Clinical Orthopaedics and Related Research®: April 2019 - Volume 477 - Issue 4 - p 881–890 doi: 10.1097/CORR.0000000000000624 CLINICAL RESEARCH

What Associations Exist Between Comorbidity Indices and Postoperative Adverse Events After Total Shoulder Arthroplasty?

Fu, Michael C., MD, MHS; Ondeck, Nathaniel T., MD; Nwachukwu, Benedict U., MD, MBA; Garcia, Grant H., MD; Gulotta, Lawrence V., MD; Verma, Nikhil N., MD; Grauer, Jonathan N., MD
Shoulder

Background Comorbidity indices like the modified Charlson Comorbidity Index (mCCI) and the modified Frailty Index (mFI) are commonly reported in large database outcomes research.
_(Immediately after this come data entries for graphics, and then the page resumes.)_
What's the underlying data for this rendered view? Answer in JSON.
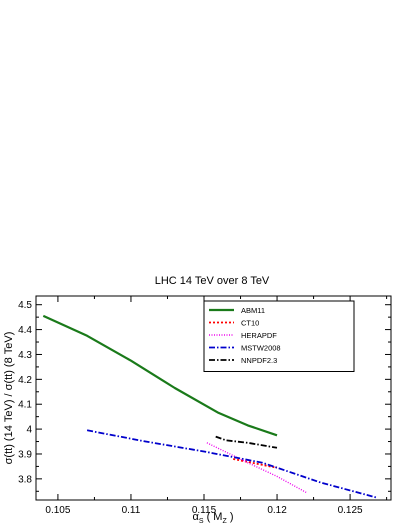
{
  "chart_data": {
    "type": "line",
    "title": "LHC 14 TeV over 8 TeV",
    "xlabel": {
      "main": "α",
      "sub": "S",
      "rest": " ( M",
      "sub2": "Z",
      "end": " )"
    },
    "ylabel": "σ(tt) (14 TeV) / σ(tt) (8 TeV)",
    "xlim": [
      0.1035,
      0.1278
    ],
    "ylim": [
      3.715,
      4.535
    ],
    "xticks": [
      "0.105",
      "0.11",
      "0.115",
      "0.12",
      "0.125"
    ],
    "xtick_values": [
      0.105,
      0.11,
      0.115,
      0.12,
      0.125
    ],
    "yticks": [
      "3.8",
      "3.9",
      "4",
      "4.1",
      "4.2",
      "4.3",
      "4.4",
      "4.5"
    ],
    "ytick_values": [
      3.8,
      3.9,
      4.0,
      4.1,
      4.2,
      4.3,
      4.4,
      4.5
    ],
    "grid": false,
    "legend_position": "top-right",
    "series": [
      {
        "name": "ABM11",
        "color": "#1a7a1a",
        "dash": "",
        "width": 2.2,
        "x": [
          0.104,
          0.107,
          0.11,
          0.113,
          0.116,
          0.118,
          0.12
        ],
        "y": [
          4.455,
          4.375,
          4.275,
          4.165,
          4.065,
          4.015,
          3.975
        ]
      },
      {
        "name": "CT10",
        "color": "#ff0000",
        "dash": "2,2",
        "width": 1.8,
        "x": [
          0.117,
          0.118,
          0.119,
          0.12
        ],
        "y": [
          3.88,
          3.868,
          3.856,
          3.845
        ]
      },
      {
        "name": "HERAPDF",
        "color": "#ee00ee",
        "dash": "1,1.5",
        "width": 1.4,
        "x": [
          0.1152,
          0.118,
          0.12,
          0.122
        ],
        "y": [
          3.945,
          3.865,
          3.81,
          3.745
        ]
      },
      {
        "name": "MSTW2008",
        "color": "#0000cc",
        "dash": "6,2,1.5,2",
        "width": 1.8,
        "x": [
          0.107,
          0.111,
          0.115,
          0.119,
          0.123,
          0.1268
        ],
        "y": [
          3.995,
          3.95,
          3.91,
          3.865,
          3.785,
          3.725
        ]
      },
      {
        "name": "NNPDF2.3",
        "color": "#000000",
        "dash": "6,2,1.5,2",
        "width": 1.8,
        "x": [
          0.1158,
          0.1165,
          0.118,
          0.12
        ],
        "y": [
          3.97,
          3.955,
          3.945,
          3.925
        ]
      }
    ]
  }
}
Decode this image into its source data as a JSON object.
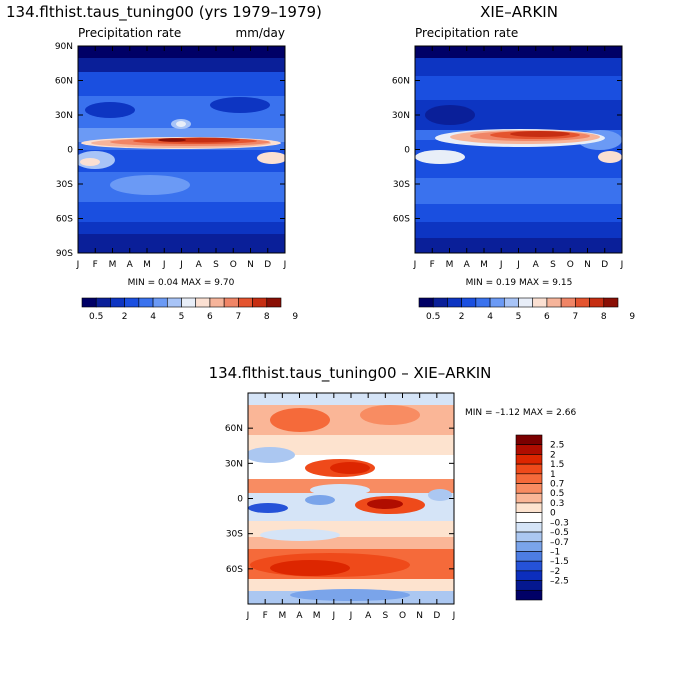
{
  "panel_model": {
    "header": "134.flthist.taus_tuning00 (yrs 1979–1979)",
    "subtitle": "Precipitation rate",
    "units": "mm/day",
    "minmax": "MIN =   0.04 MAX =     9.70"
  },
  "panel_obs": {
    "header": "XIE–ARKIN",
    "subtitle": "Precipitation rate",
    "minmax": "MIN =   0.19 MAX =     9.15"
  },
  "panel_diff": {
    "header": "134.flthist.taus_tuning00 – XIE–ARKIN",
    "minmax": "MIN =  –1.12 MAX =    2.66"
  },
  "chart_data": [
    {
      "type": "heatmap",
      "title": "134.flthist.taus_tuning00 (yrs 1979–1979)",
      "subtitle": "Precipitation rate",
      "units": "mm/day",
      "x_ticks": [
        "J",
        "F",
        "M",
        "A",
        "M",
        "J",
        "J",
        "A",
        "S",
        "O",
        "N",
        "D",
        "J"
      ],
      "y_ticks": [
        "90N",
        "60N",
        "30N",
        "0",
        "30S",
        "60S",
        "90S"
      ],
      "min": 0.04,
      "max": 9.7,
      "colorbar_labels": [
        "0.5",
        "2",
        "4",
        "5",
        "6",
        "7",
        "8",
        "9"
      ]
    },
    {
      "type": "heatmap",
      "title": "XIE–ARKIN",
      "subtitle": "Precipitation rate",
      "x_ticks": [
        "J",
        "F",
        "M",
        "A",
        "M",
        "J",
        "J",
        "A",
        "S",
        "O",
        "N",
        "D",
        "J"
      ],
      "y_ticks": [
        "60N",
        "30N",
        "0",
        "30S",
        "60S"
      ],
      "min": 0.19,
      "max": 9.15,
      "colorbar_labels": [
        "0.5",
        "2",
        "4",
        "5",
        "6",
        "7",
        "8",
        "9"
      ]
    },
    {
      "type": "heatmap",
      "title": "134.flthist.taus_tuning00 – XIE–ARKIN",
      "x_ticks": [
        "J",
        "F",
        "M",
        "A",
        "M",
        "J",
        "J",
        "A",
        "S",
        "O",
        "N",
        "D",
        "J"
      ],
      "y_ticks": [
        "60N",
        "30N",
        "0",
        "30S",
        "60S"
      ],
      "min": -1.12,
      "max": 2.66,
      "colorbar_labels": [
        "2.5",
        "2",
        "1.5",
        "1",
        "0.7",
        "0.5",
        "0.3",
        "0",
        "–0.3",
        "–0.5",
        "–0.7",
        "–1",
        "–1.5",
        "–2",
        "–2.5"
      ]
    }
  ],
  "colors": {
    "precip_scale": [
      "#000066",
      "#0a1f99",
      "#0d35c2",
      "#1a4fe0",
      "#3a72ee",
      "#6b9af5",
      "#a8c4f7",
      "#e8eef8",
      "#fbe0d2",
      "#f6b49a",
      "#f08566",
      "#e4542f",
      "#c62e12",
      "#8a0f05"
    ],
    "diff_scale": [
      "#7b0000",
      "#b00d00",
      "#dd2600",
      "#ef4a1a",
      "#f56a3a",
      "#f88c62",
      "#fab697",
      "#fde3cf",
      "#ffffff",
      "#d5e4f7",
      "#abc7f1",
      "#7aa4ea",
      "#4d7de3",
      "#2552d8",
      "#0c2ebd",
      "#051890",
      "#000066"
    ]
  }
}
It is unclear if they provide greater association and discriminative ability for postoperative adverse events after total shoulder arthroplasty (TSA) than simple variables.

 

Questions/purposes Using a large research database to examine postoperative adverse events after anatomic and reverse TSA, we asked: (1) Which demographic/anthropometric variable among age, sex, and body mass index (BMI) has the best discriminative ability as measured by receiver operating characteristics (ROC)? (2) Which comorbidity index, among the American Society of Anesthesiologists (ASA) classification, the mCCI, or the mFI, has the best ROC? (3) Does a combination of a demographic/anthropometric variable and a comorbidity index provide better ROC than either variable alone?

 

Methods Patients who underwent TSA from 2005 to 2015 were identified from the National Surgical Quality Improvement Program (NSQIP). This multicenter database with representative samples from more than 600 hospitals in the United States was chosen for its prospectively collected data and documented superiority over administrative databases. Of an initial 10,597 cases identified, 70 were excluded due to missing age, sex, height, weight, or being younger than 18 years of age, leaving a total of 10,527 patients in the study. Demographics, medical comorbidities, and ASA scores were collected, while BMI, mCCI and mFI were calculated for each patient. Though all required data variables were found in the NSQIP, the completeness of data elements was not determined in this study, and missing data were treated as being the null condition. Thirty-day outcomes included postoperative severe adverse events, any adverse events, extended length of stay (LOS, defined as > 3 days), and discharge to a higher level of care. ROC analysis was performed for each variable and outcome, by plotting its sensitivity against one minus the specificity. The area under the curve (AUC) was used as a measure of model discriminative ability, ranging from 0 to 1, where 1 represents a perfectly accurate test, and 0.5 indicates a test that is no better than chance.

 

Results Among demographic/anthropometric variables, age had a higher AUC (0.587–0.727) than sex (0.520–0.628) and BMI (0.492–0.546) for all study outcomes (all p < 0.050), while ASA (0.580–0.630) and mFI (0.568–0.622) had higher AUCs than mCCI (0.532–0.570) among comorbidity indices (all p < 0.050). A combination of age and ASA had higher AUCs (0.608–0.752) than age or ASA alone for any adverse event, extended LOS, and discharge to higher level of care (all p < 0.05). Notably, for nearly all variables and outcomes, the AUCs showed fair or moderate discriminative ability at best.

 

Conclusion Despite the use of existing comorbidity indices adapted to large databases such as the NSQIP, they provide no greater association with adverse events after TSA than simple variables such as age and ASA status, which have only fair associations themselves. Based on database-specific coding patterns, the development of database- or NSQIP-specific indices may improve their ability to provide preoperative risk stratification.

 

Level of Evidence Level III, diagnostic study.